Chaque enfant est différent en ce qui concerne la patience. Cela dépend de plusieurs facteurs, selon Florence Millot : “s’il est naturellement nerveux ou pas, s’il y a eu des difficultés lors de sa venue au monde, s’il y a eu des temps en couveuse, si les parents ont toujours été très présents et ont toujours répondu rapidement à ses besoins, etc”. Durant les premiers mois de sa vie, l’enfant s’exprime par les pleurs et les parents répondent généralement rapidement à ses besoins (faim, changement de couche, fatigue…). Les trois premiers mois, bébé est en totale fusion avec ses parents, l’attente n’a pas sa place. Les trois mois suivants, on parle de fusion relative. A partir de neuf mois, les parents peuvent ne pas répondre aux sollicitations de bébé immédiatement. Vers un an, l’enfant comprend qu’il est une personne à part entière, détachée de ses parents. L’attente ne lui fait plus peur mais il réagit souvent excessivement quand on lui demande de patienter. 

Progressivement, l’enfant comprend que la phase de fusion a une fin et que le papa ou la maman ne peut pas accéder tout de suite à sa demande”, ajoute la psychologue. 

Ce n’est qu’à partir de deux ans que vous pouvez commencer à l’habituer à attendre tout en lui expliquant pourquoi vous ne pouvez pas accéder immédiatement à sa demande. 

Pourquoi les enfants sont-ils si impatients ?

L’attente est difficile pour un enfant car il n’a pas cette maturité cérébrale qui lui permet de se calmer seul et de ne pas être submergé par ses émotions. “Tout son système émotionnel est beaucoup plus sensible que le nôtre car au niveau de ses pensées, il n’a pas cette capacité, contrairement à nous, à verbaliser et à raisonner pour se calmer lui-même”, explique Florence Millot. 

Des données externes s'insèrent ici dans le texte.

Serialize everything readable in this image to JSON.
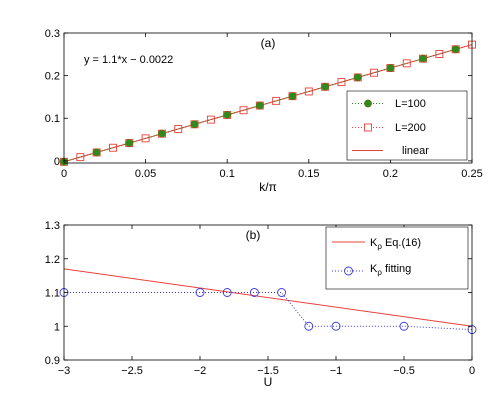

A cela s’ajoute une notion du temps complètement floue. Les petits ne savent pas lire l’heure qui constitue un repère majeur dans la durée d’attente. “C’est pour cela qu’au lieu de leur donner l’heure, mieux vaut leur parler d’autres repères qui leur sont familiers : ‘après un dodo, après le goûter, quand tu auras fini ce dessin…’”, suggère la spécialiste. 

Comment réagir face à un enfant qui ne supporte pas d’attendre ? 

Face à un enfant qui s’énerve, commence à crier ou à se tortiller sur sa chaise, le mieux est de rester calme autant que possible et d’essayer de verbaliser ce qui se passe dans sa tête. Essayez de traduire ce qu’il ressent : ‘je vois que tu es en train de t’énerver, je vois que tu es en train de t’impatienter, tu as envie d’avoir ce jeu tout de suite…mais tu ne peux plus attendre’. “Comme l’enfant ne parvient pas à exprimer ce qu’il ressent ou en tout cas il le fait mal, par des cris par exemple, faites-le à sa place pour lui montrer que vous comprenez son comportement.

Autre astuce pour l’aider à s’apaiser : le détendre physiquement. “Une fois qu’on a nommé les choses, on revient au corps. On touche l’enfant sans trop d’intrusion pour essayer de le calmer s’il se montre agité. Vous pouvez poser votre main sur son épaule, prendre sa petite main en le regardant dans les yeux, le prendre sur vos genoux s’il est petit. L’objectif est qu’il sente votre corps calme contrairement au sien qui est tendu”, conseille Florence Millot.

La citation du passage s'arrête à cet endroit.